I updated my portfolio recently.
While doing that, I also tested how much of a web page you can build with natural language alone, so I wanted to write it down.
Even if you do not know much about the web, I hope the process I went through is useful.
The finished site is here.
Why rebuild?
I had kept my portfolio on Adobe Portfolio for a long time, but…
After parting ways with Adobe, I kept thinking I should put a portfolio somewhere—and put it off for about a year.
In the meantime, outside of my day job, I spent about six months tinkering with websites.
That led me to think: maybe I can build my own portfolio with AI, and I decided to try it in two weeks (one week for design and mockups, one week for fixes and polish).
What I had on Adobe Portfolio was basically a résumé copied onto a page.
Since I was rebuilding anyway, I did not want a plain résumé site—I wanted animation and interaction.
Building it showed me how far you can get with natural language alone (just instructing the AI in chat) when interactions and motion are involved.
Did I use existing AI site builders?
Tools like Lovable and Framer AI exist, but I kept it simple: build from scratch locally and deploy.
What you’ll learn
- How I went from design to launch
- What was easy to drive with natural language
- Where natural language stops—and workarounds
Setup: tools and timeline
- Editor / agent: Cursor Pro (subscription)
- Mostly for one-off visuals: Claude Pro (also on subscription)
- Timeline: 2 weeks total
- Week 1: design direction, page structure, mock-level look and motion
- Week 2: layout fixes, scroll/transition tweaks, build pipeline polish
I mostly used Claude for small visual-only repros, reviews, and image-based mock tests.
Cursor was what I used to assemble the full web page.
Framework and libraries
- UI base: React 19 + Vite 7
- Routing and static export: Vike (SSG via
vike-react) - Styling: Tailwind CSS 4 (
@tailwindcss/vite) - Animation and interaction
- anime.js v4 is the core—I picked it because I like the anime.js homepage.
- Motion (
motion/react) fills gaps where anime.js is awkward, especially simple scroll-linked motion. - Three.js shows up in a few components for WebGL around the logo.
In short: anime.js for most motion, Motion for some scroll-linked bits, Three.js for the logo.
Two-week workflow (overview)
Week 1: design and mock
Visual exploration
First I nailed the top-of-page feel, then used Figma and Affinity to rough out the look.
I decided how the page should flow and how to present the portfolio.
In practice I only sketched the hero and how the scroll narrative would work.

I made a rough hero, laid out the flow in Affinity, screenshotted it, and had Claude turn that into a plan.
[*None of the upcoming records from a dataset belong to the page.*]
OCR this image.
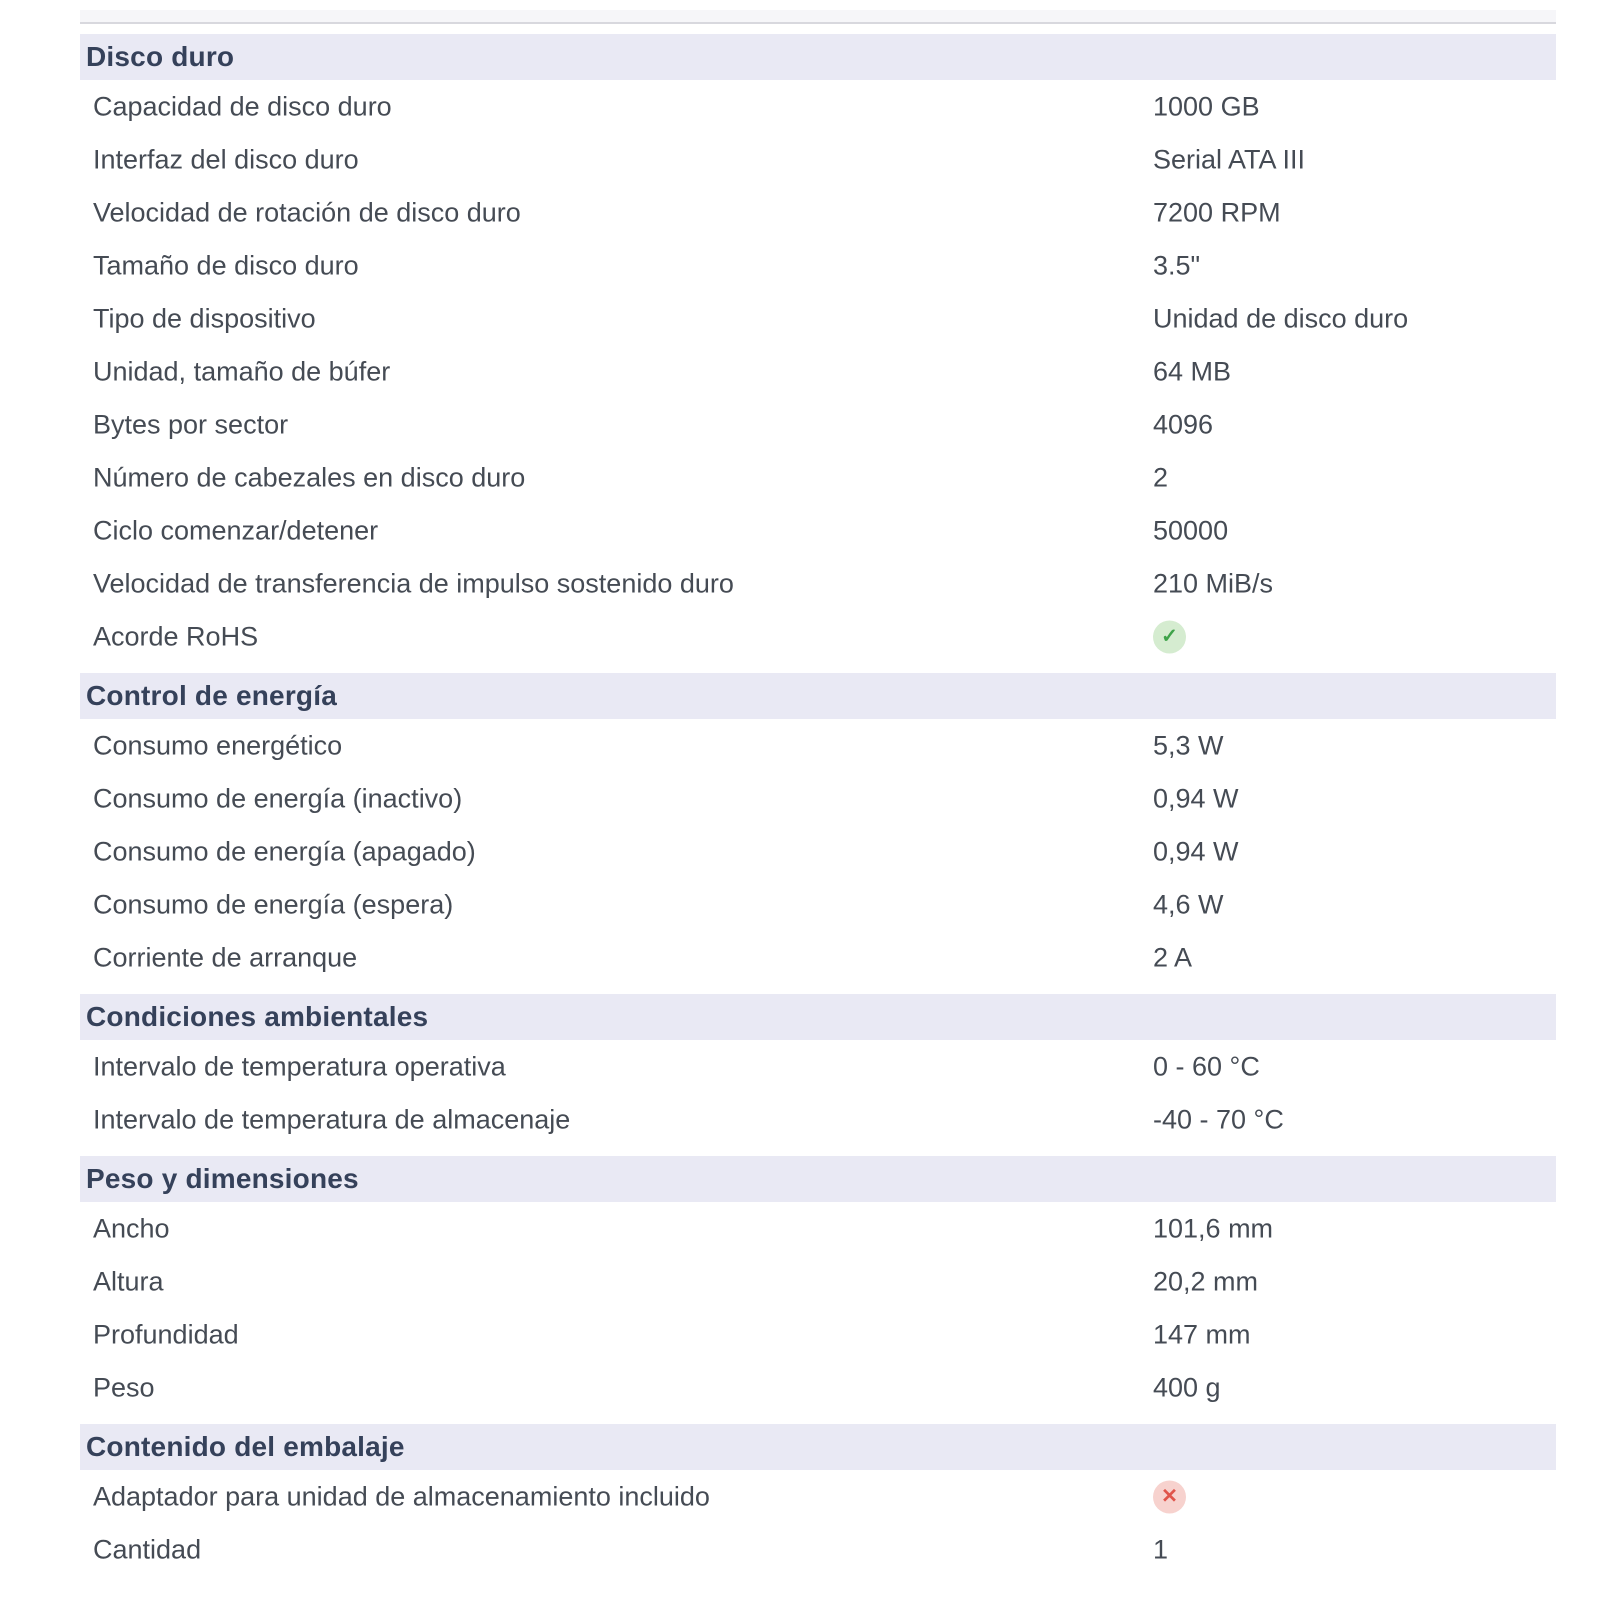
Disco duro
Capacidad de disco duro	1000 GB
Interfaz del disco duro	Serial ATA III
Velocidad de rotación de disco duro	7200 RPM
Tamaño de disco duro	3.5"
Tipo de dispositivo	Unidad de disco duro
Unidad, tamaño de búfer	64 MB
Bytes por sector	4096
Número de cabezales en disco duro	2
Ciclo comenzar/detener	50000
Velocidad de transferencia de impulso sostenido duro	210 MiB/s
Acorde RoHS	✓
Control de energía
Consumo energético	5,3 W
Consumo de energía (inactivo)	0,94 W
Consumo de energía (apagado)	0,94 W
Consumo de energía (espera)	4,6 W
Corriente de arranque	2 A
Condiciones ambientales
Intervalo de temperatura operativa	0 - 60 °C
Intervalo de temperatura de almacenaje	-40 - 70 °C
Peso y dimensiones
Ancho	101,6 mm
Altura	20,2 mm
Profundidad	147 mm
Peso	400 g
Contenido del embalaje
Adaptador para unidad de almacenamiento incluido	✕
Cantidad	1
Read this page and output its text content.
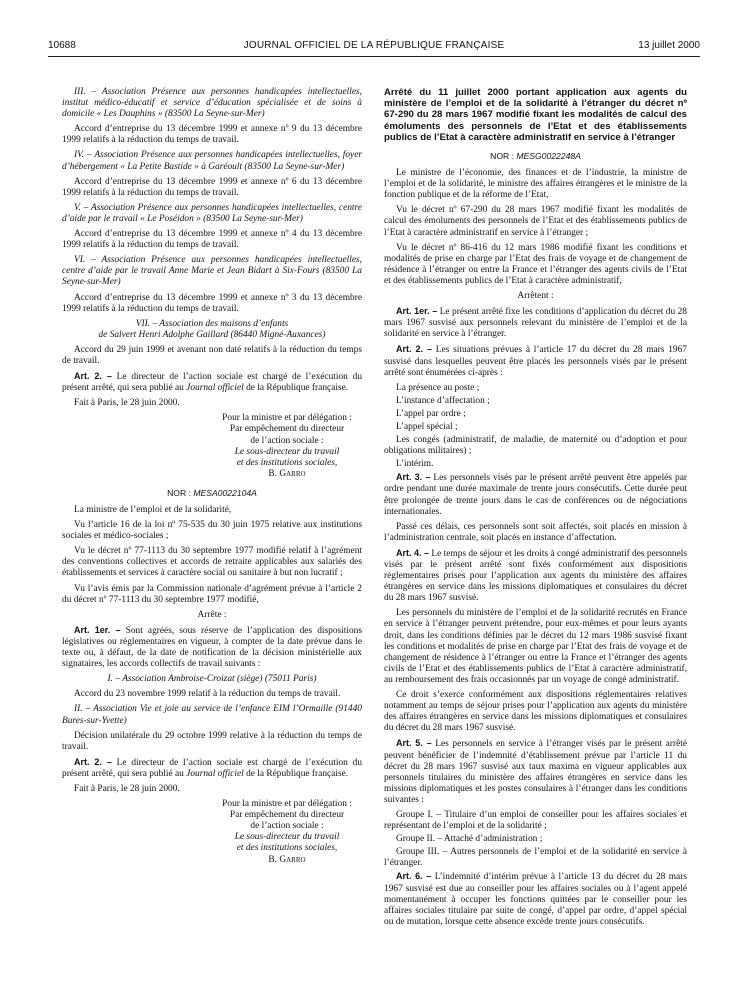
10688	JOURNAL OFFICIEL DE LA RÉPUBLIQUE FRANÇAISE	13 juillet 2000

III. – Association Présence aux personnes handicapées intellectuelles, institut médico-éducatif et service d’éducation spécialisée et de soins à domicile « Les Dauphins » (83500 La Seyne-sur-Mer)

Accord d’entreprise du 13 décembre 1999 et annexe nº 9 du 13 décembre 1999 relatifs à la réduction du temps de travail.

IV. – Association Présence aux personnes handicapées intellectuelles, foyer d’hébergement « La Petite Bastide » à Garéoult (83500 La Seyne-sur-Mer)

Accord d’entreprise du 13 décembre 1999 et annexe nº 6 du 13 décembre 1999 relatifs à la réduction du temps de travail.

V. – Association Présence aux personnes handicapées intellectuelles, centre d’aide par le travail « Le Poséidon » (83500 La Seyne-sur-Mer)

Accord d’entreprise du 13 décembre 1999 et annexe nº 4 du 13 décembre 1999 relatifs à la réduction du temps de travail.

VI. – Association Présence aux personnes handicapées intellectuelles, centre d’aide par le travail Anne Marie et Jean Bidart à Six-Fours (83500 La Seyne-sur-Mer)

Accord d’entreprise du 13 décembre 1999 et annexe nº 3 du 13 décembre 1999 relatifs à la réduction du temps de travail.

VII. – Association des maisons d’enfants
de Salvert Henri Adolphe Gaillard (86440 Migné-Auxances)

Accord du 29 juin 1999 et avenant non daté relatifs à la réduction du temps de travail.

Art. 2. – Le directeur de l’action sociale est chargé de l’exécution du présent arrêté, qui sera publié au Journal officiel de la République française.

Fait à Paris, le 28 juin 2000.

Pour la ministre et par délégation :
Par empêchement du directeur
de l’action sociale :
Le sous-directeur du travail
et des institutions sociales,
B. Garro
NOR : MESA0022104A

La ministre de l’emploi et de la solidarité,

Vu l’article 16 de la loi nº 75-535 du 30 juin 1975 relative aux institutions sociales et médico-sociales ;

Vu le décret nº 77-1113 du 30 septembre 1977 modifié relatif à l’agrément des conventions collectives et accords de retraite applicables aux salariés des établissements et services à caractère social ou sanitaire à but non lucratif ;

Vu l’avis émis par la Commission nationale d’agrément prévue à l’article 2 du décret nº 77-1113 du 30 septembre 1977 modifié,

Arrête :

Art. 1er. – Sont agréés, sous réserve de l’application des dispositions législatives ou réglementaires en vigueur, à compter de la date prévue dans le texte ou, à défaut, de la date de notification de la décision ministérielle aux signataires, les accords collectifs de travail suivants :

I. – Association Ambroise-Croizat (siège) (75011 Paris)

Accord du 23 novembre 1999 relatif à la réduction du temps de travail.

II. – Association Vie et joie au service de l’enfance EIM l’Ormaille (91440 Bures-sur-Yvette)

Décision unilatérale du 29 octobre 1999 relative à la réduction du temps de travail.

Art. 2. – Le directeur de l’action sociale est chargé de l’exécution du présent arrêté, qui sera publié au Journal officiel de la République française.

Fait à Paris, le 28 juin 2000.

Pour la ministre et par délégation :
Par empêchement du directeur
de l’action sociale :
Le sous-directeur du travail
et des institutions sociales,
B. Garro
Arrêté du 11 juillet 2000 portant application aux agents du ministère de l’emploi et de la solidarité à l’étranger du décret nº 67-290 du 28 mars 1967 modifié fixant les modalités de calcul des émoluments des personnels de l’Etat et des établissements publics de l’Etat à caractère administratif en service à l’étranger
NOR : MESG0022248A

Le ministre de l’économie, des finances et de l’industrie, la ministre de l’emploi et de la solidarité, le ministre des affaires étrangères et le ministre de la fonction publique et de la réforme de l’Etat,

Vu le décret nº 67-290 du 28 mars 1967 modifié fixant les modalités de calcul des émoluments des personnels de l’Etat et des établissements publics de l’Etat à caractère administratif en service à l’étranger ;

Vu le décret nº 86-416 du 12 mars 1986 modifié fixant les conditions et modalités de prise en charge par l’Etat des frais de voyage et de changement de résidence à l’étranger ou entre la France et l’étranger des agents civils de l’Etat et des établissements publics de l’Etat à caractère administratif,

Arrêtent :

Art. 1er. – Le présent arrêté fixe les conditions d’application du décret du 28 mars 1967 susvisé aux personnels relevant du ministère de l’emploi et de la solidarité en service à l’étranger.

Art. 2. – Les situations prévues à l’article 17 du décret du 28 mars 1967 susvisé dans lesquelles peuvent être placés les personnels visés par le présent arrêté sont énumérées ci-après :

La présence au poste ;

L’instance d’affectation ;

L’appel par ordre ;

L’appel spécial ;

Les congés (administratif, de maladie, de maternité ou d’adoption et pour obligations militaires) ;

L’intérim.

Art. 3. – Les personnels visés par le présent arrêté peuvent être appelés par ordre pendant une durée maximale de trente jours consécutifs. Cette durée peut être prolongée de trente jours dans le cas de conférences ou de négociations internationales.

Passé ces délais, ces personnels sont soit affectés, soit placés en mission à l’administration centrale, soit placés en instance d’affectation.

Art. 4. – Le temps de séjour et les droits à congé administratif des personnels visés par le présent arrêté sont fixés conformément aux dispositions réglementaires prises pour l’application aux agents du ministère des affaires étrangères en service dans les missions diplomatiques et consulaires du décret du 28 mars 1967 susvisé.

Les personnels du ministère de l’emploi et de la solidarité recrutés en France en service à l’étranger peuvent prétendre, pour eux-mêmes et pour leurs ayants droit, dans les conditions définies par le décret du 12 mars 1986 susvisé fixant les conditions et modalités de prise en charge par l’Etat des frais de voyage et de changement de résidence à l’étranger ou entre la France et l’étranger des agents civils de l’Etat et des établissements publics de l’Etat à caractère administratif, au remboursement des frais occasionnés par un voyage de congé administratif.

Ce droit s’exerce conformément aux dispositions réglementaires relatives notamment au temps de séjour prises pour l’application aux agents du ministère des affaires étrangères en service dans les missions diplomatiques et consulaires du décret du 28 mars 1967 susvisé.

Art. 5. – Les personnels en service à l’étranger visés par le présent arrêté peuvent bénéficier de l’indemnité d’établissement prévue par l’article 11 du décret du 28 mars 1967 susvisé aux taux maxima en vigueur applicables aux personnels titulaires du ministère des affaires étrangères en service dans les missions diplomatiques et les postes consulaires à l’étranger dans les conditions suivantes :

Groupe I. – Titulaire d’un emploi de conseiller pour les affaires sociales et représentant de l’emploi et de la solidarité ;

Groupe II. – Attaché d’administration ;

Groupe III. – Autres personnels de l’emploi et de la solidarité en service à l’étranger.

Art. 6. – L’indemnité d’intérim prévue à l’article 13 du décret du 28 mars 1967 susvisé est due au conseiller pour les affaires sociales ou à l’agent appelé momentanément à occuper les fonctions quittées par le conseiller pour les affaires sociales titulaire par suite de congé, d’appel par ordre, d’appel spécial ou de mutation, lorsque cette absence excède trente jours consécutifs.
The shipped page looks almost nothing like these—lol.
I changed a lot while building, and kept animations that felt good while testing.
Mock build
I started with a prompt like:
Load images into Claude and build a modern one-page portfolio from the hero through the end.First I used Plan mode to set direction and colors, then had it build everything.
The first pass was underwhelming, but the frame was solid, so I iterated feature by feature in Claude.
For dev, I had it build components and separate pages, polished each to a “single-screen” level, then wired them into the production page.
- Hero shader (added leva for tuning)
- Scroll-linked typing animation (reusable component)
- English and Japanese
- Résumé download button
- Menu button
- Skill section cards
- About copy typing animation
- Work reel display animation
In practice I alternated between design work and assembling mocks in the codebase.
Week 2: fixes and polish
When I asked the AI to write anime.js or WebGL, I often got motion I did not want, or code that did not match how you would normally structure it.
So I summarized expectations in Skills and Rules—concrete constraints plus having it read official docs so it understood how things should be built. That helped.
Still, when my own knowledge was thin, I would feel something is off without knowing where.
It was my first real stretch with anime.js, and I later wished I had fed the docs in early so the AI did not lead me in circles.
Performance tuning
The site stuttered badly in the browser and was painfully heavy on phones, so I handed most of that to Claude.
I repeated review and optimization passes about three times—try it, prompt again, repeat.
When something bothered me, I also checked performance in devtools or used Cursor’s debug mode while moving the page and talking through fixes.

How far natural language took me
As the title says, I think about 90% was done with natural language. (Someone in the web industry might say what is this—fair.)
The only code I wrote by hand was where the AI clearly could not steer—fixing module usage it did not understand.
Result
Live site: https://testkun.net/
Summary
It really feels like an era where you barely write code yourself.
That said, you still need a lot of prior knowledge upfront—the more you sharpen that, the better the AI becomes as a partner.